Valentine’s Day is at the end of the week, and for most of us, we’re staying home and cooking, like I do most years anyway. It’s fun to create heart-shaped foods on the plate and beets can be transformed by using a cookie cutter to slice through them. The softened beets creates a simple symbol of love, and quite fun to place with a few peppery arugula leaves.

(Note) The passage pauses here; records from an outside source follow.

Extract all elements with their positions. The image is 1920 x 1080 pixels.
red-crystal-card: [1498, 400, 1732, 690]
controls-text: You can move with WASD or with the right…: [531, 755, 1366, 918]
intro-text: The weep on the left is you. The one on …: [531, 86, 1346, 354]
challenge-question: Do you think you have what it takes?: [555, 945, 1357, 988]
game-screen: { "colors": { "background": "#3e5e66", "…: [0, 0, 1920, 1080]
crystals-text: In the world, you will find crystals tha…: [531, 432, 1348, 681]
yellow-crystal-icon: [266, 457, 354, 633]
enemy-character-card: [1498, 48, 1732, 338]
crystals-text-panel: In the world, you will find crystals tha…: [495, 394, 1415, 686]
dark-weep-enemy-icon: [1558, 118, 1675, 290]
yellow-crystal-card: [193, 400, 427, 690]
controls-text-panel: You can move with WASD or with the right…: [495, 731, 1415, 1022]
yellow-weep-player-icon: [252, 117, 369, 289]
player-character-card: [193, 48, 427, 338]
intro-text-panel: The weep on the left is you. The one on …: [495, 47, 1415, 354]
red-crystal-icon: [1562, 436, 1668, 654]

The feta cream is a simple puree of cheese and cream, that creates a dollop of saltiness and brings this salad all together to accompany a fun Valentine’s Day meal. The three components; bitter, sweet and salty are super satisfying and I’m sure your loved one will think so too.
2-3 large beets
2 cups arugula leaves
2 teaspoons rice wine vinegar
3 ounces feta cheese, crumbled
1/4 cup heavy cream
pinch of salt & pepper
1. Preheat oven to 400 degrees. Place beets in foil and drizzle with 2 teaspoons olive oil. Wrap beets tightly and roast in oven for 1 hour. Insert knife to make sure they are tender. Remove and let cool. This can be done, one day ahead and chilled in refrigerator.
2. Using a paring knife, peel beets and cut into 1/4 inch thick slices horizontally. Using a small heart-shaped cookie cutter, cut through each beet, set aside.
3. To make the feta cream – add feta and cream to a food processor. Puree until smooth, about 1 1/2 minutes. Add salt and pepper and pulse, until combined. Layer greens on a large plate or platter and top with heart-shaped beets. Spoon feta cream over the top and drizzle entire plate with vinegar. Serve immediately, Enjoy!